Debt-troubled UK internet provider TalkTalk has confirmed that its staff were yesterday informed about another round of significant redundancies, which one report indicates could affect almost a quarter (c. 130) of their consumer division workforce across the country. But the specifics won’t be known until after Christmas.
The move comes shortly after the group’s recent decision to accept a refinancing package worth roughly £400m (here and here), which saved TalkTalk from the immediate risk of a default. The deal essentially extended the group’s debt maturities to September 2027 and buys them more time to fix the foundations, which won’t be an easy task (here).
At the same time, TalkTalk’s most recent financial results (here) revealed that their on-net customer base (fibre FTTP/C and broadband) fell again to 3.6 million (down from 3.94m in 2023), although their Ethernet (leased lines etc.) base grew to 75,000 (up from 69,400).

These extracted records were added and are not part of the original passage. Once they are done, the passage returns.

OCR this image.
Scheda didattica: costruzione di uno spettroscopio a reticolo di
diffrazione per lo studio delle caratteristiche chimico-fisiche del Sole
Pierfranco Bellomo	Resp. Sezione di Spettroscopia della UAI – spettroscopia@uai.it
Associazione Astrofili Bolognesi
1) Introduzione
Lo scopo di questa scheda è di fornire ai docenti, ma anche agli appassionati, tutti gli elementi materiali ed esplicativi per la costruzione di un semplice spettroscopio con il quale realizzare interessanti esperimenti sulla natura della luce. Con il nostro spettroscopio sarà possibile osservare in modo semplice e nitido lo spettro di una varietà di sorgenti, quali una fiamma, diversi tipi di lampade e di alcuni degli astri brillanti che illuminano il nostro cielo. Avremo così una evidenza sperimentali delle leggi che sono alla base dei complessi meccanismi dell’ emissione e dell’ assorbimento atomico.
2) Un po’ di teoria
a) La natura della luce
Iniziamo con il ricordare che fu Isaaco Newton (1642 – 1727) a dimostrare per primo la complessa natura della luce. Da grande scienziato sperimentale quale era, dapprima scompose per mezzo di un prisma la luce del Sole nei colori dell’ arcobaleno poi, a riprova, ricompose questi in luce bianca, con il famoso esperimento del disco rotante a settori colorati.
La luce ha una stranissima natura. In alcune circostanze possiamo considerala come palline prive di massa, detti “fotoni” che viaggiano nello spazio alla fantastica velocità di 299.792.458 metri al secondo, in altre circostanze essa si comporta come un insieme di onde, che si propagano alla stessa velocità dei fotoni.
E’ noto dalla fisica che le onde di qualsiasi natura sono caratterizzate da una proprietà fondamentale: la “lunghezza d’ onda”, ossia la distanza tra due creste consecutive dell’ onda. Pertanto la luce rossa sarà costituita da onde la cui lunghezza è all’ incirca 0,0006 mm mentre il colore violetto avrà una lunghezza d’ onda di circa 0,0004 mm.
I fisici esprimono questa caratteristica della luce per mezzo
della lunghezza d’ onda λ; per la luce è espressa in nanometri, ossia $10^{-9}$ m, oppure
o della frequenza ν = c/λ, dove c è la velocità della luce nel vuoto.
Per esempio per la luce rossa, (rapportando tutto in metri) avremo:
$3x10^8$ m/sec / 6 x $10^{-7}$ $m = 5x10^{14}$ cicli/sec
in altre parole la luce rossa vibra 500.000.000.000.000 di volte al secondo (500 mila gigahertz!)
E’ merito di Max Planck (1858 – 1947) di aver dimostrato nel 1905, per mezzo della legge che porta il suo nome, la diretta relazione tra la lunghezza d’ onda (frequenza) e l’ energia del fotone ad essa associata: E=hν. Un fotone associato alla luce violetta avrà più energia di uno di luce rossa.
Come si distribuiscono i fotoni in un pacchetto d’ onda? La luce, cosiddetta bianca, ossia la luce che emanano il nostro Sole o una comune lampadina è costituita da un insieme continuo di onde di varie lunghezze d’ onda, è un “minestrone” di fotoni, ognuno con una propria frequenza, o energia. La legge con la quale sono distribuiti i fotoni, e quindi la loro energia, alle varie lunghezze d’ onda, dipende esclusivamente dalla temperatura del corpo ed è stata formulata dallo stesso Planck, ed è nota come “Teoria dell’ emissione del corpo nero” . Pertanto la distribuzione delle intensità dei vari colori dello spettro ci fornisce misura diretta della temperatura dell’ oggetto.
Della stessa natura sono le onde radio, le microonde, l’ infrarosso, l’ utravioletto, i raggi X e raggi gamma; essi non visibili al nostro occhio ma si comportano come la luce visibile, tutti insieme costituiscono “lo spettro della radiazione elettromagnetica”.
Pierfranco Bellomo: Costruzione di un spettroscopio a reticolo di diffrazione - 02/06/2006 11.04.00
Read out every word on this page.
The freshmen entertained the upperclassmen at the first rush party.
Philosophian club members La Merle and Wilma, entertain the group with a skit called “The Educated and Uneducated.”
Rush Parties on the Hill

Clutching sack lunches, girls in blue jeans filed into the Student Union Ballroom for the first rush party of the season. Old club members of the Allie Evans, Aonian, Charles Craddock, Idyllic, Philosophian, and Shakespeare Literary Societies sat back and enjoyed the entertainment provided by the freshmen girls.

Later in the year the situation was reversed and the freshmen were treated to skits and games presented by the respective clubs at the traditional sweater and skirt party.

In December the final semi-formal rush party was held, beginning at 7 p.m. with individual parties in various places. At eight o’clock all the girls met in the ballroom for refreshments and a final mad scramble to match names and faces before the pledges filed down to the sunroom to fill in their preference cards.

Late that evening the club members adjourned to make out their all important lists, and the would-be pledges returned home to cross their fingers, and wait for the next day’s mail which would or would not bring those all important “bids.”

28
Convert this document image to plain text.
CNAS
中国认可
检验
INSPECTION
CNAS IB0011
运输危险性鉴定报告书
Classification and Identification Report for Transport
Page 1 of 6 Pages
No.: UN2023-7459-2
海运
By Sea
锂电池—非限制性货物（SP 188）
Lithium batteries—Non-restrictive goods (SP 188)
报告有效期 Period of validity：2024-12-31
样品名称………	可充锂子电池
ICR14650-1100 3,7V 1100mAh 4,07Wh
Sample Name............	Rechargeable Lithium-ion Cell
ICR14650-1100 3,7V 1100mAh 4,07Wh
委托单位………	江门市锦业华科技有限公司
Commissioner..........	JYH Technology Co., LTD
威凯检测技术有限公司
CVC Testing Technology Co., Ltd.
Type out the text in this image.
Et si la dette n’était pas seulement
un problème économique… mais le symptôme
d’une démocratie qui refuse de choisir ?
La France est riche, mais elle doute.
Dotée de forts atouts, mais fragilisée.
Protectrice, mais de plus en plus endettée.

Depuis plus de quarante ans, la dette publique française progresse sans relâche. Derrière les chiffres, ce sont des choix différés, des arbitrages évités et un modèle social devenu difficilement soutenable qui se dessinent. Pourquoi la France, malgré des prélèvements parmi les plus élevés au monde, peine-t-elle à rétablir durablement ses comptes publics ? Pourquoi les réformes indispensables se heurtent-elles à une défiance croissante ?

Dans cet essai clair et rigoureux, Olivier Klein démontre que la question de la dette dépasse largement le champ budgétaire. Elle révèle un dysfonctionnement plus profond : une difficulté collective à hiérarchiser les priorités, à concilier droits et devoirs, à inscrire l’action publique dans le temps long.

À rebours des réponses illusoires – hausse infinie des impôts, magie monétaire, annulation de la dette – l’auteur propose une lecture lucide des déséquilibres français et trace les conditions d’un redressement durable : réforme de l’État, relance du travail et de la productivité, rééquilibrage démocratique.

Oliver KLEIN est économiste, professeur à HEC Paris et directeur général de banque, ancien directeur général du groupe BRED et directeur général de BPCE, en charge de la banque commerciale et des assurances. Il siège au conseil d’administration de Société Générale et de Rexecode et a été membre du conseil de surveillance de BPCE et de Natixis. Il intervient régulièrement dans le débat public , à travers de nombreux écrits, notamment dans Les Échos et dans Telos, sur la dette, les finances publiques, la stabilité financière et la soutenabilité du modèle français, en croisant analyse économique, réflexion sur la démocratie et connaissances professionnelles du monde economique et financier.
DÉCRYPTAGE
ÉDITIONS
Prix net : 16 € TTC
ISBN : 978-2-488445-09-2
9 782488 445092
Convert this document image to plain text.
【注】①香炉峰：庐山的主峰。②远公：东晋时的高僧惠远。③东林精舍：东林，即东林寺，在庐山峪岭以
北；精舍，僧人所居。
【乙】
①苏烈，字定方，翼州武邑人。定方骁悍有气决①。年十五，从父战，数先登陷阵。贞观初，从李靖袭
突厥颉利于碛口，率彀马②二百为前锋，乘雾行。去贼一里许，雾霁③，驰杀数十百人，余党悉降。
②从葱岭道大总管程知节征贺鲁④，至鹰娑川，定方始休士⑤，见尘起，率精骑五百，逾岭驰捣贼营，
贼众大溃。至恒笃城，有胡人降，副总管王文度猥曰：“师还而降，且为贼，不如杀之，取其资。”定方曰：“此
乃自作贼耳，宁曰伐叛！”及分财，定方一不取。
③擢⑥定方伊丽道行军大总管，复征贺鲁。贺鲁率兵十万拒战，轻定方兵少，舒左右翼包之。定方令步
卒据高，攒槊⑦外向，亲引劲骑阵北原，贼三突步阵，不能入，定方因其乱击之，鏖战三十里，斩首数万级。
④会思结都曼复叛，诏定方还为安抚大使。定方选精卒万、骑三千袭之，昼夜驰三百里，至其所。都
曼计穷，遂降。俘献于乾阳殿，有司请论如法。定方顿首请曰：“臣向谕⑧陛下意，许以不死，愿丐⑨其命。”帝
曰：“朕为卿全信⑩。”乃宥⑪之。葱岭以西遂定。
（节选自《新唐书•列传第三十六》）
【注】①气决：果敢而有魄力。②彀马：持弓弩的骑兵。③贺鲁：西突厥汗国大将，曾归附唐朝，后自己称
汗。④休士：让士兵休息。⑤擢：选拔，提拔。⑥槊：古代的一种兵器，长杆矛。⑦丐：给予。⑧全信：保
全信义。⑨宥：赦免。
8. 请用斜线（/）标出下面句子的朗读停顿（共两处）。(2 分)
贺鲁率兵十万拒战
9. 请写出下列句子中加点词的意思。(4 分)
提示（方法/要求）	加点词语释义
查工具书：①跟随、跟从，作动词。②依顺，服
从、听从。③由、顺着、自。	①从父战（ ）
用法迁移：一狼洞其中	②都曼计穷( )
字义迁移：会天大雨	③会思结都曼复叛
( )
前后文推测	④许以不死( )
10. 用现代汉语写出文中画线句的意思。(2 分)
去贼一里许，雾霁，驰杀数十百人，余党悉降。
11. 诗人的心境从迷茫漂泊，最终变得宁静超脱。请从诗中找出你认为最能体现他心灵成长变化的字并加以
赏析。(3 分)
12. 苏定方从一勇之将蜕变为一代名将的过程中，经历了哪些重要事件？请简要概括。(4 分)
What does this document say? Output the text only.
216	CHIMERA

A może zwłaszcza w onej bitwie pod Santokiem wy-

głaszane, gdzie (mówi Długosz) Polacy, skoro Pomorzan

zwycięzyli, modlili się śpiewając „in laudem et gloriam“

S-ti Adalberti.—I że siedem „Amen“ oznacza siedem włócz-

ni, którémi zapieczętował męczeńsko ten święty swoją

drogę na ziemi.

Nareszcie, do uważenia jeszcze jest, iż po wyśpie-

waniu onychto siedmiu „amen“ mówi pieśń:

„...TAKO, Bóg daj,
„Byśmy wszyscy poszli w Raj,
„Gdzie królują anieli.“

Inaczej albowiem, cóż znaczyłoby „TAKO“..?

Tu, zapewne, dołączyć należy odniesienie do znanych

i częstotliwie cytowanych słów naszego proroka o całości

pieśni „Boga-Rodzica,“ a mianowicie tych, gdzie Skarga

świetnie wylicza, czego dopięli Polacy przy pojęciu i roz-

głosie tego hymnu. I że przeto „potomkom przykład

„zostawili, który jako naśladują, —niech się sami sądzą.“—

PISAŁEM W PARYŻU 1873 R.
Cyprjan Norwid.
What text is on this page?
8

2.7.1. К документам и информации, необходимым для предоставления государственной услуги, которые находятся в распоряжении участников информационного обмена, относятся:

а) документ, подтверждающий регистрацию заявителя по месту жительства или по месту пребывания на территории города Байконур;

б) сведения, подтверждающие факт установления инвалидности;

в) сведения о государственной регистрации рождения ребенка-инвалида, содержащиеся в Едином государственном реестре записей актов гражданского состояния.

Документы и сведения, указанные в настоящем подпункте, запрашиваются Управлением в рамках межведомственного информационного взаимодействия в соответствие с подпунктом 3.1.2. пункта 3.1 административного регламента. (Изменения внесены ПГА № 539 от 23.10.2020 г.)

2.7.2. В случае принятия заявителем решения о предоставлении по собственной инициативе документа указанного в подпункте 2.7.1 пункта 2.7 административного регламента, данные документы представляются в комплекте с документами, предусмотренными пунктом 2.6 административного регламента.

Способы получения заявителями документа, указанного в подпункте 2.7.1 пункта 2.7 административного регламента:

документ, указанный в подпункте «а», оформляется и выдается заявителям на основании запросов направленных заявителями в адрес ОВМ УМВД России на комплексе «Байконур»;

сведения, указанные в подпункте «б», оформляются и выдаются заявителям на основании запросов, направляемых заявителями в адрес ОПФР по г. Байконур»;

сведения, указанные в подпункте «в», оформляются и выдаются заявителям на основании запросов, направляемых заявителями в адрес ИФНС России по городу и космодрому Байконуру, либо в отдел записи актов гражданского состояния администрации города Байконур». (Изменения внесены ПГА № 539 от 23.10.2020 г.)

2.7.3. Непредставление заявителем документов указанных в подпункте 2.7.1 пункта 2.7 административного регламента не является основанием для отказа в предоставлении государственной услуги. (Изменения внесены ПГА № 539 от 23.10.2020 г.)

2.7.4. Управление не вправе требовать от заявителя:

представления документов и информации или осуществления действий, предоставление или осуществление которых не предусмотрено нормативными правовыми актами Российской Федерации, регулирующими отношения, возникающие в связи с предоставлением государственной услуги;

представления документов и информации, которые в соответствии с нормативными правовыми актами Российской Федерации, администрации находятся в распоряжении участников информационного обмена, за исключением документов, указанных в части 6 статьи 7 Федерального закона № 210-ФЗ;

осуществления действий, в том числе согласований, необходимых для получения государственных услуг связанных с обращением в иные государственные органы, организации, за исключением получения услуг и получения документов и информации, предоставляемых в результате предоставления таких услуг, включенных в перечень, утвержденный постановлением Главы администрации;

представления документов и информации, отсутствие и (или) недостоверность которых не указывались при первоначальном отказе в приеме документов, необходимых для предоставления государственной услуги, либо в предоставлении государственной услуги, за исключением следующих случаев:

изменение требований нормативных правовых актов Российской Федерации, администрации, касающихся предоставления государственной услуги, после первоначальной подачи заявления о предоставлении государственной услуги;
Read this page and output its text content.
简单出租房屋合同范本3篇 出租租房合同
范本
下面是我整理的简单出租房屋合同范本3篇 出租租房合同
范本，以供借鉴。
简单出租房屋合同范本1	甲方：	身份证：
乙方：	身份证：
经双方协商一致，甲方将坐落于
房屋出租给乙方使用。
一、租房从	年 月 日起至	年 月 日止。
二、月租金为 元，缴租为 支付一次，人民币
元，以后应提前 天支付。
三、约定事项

Suffice to say that, given the recent results and refinancing deal, there was already some speculation that the provider might have to slash more jobs and now it has been confirmed.
A TalkTalk spokesperson said (Manchester Evening News):
“This is the first stage in a multi-year transformation of our business to deliver differentiated service and product to our customers. We are simplifying our business to ensure that we can continue to offer great value connectivity to our millions of customers across the UK.
As part of this, we have made the difficult decision to launch a consultation about the future of some roles at TalkTalk’s consumer business.”
In addition, some of ISPreview’s sources have indicated that TalkTalk’s approach to “simplifying” their business may involve moving to adopt more of a virtual operator model, although the details of how this might work, if true, remain unclear.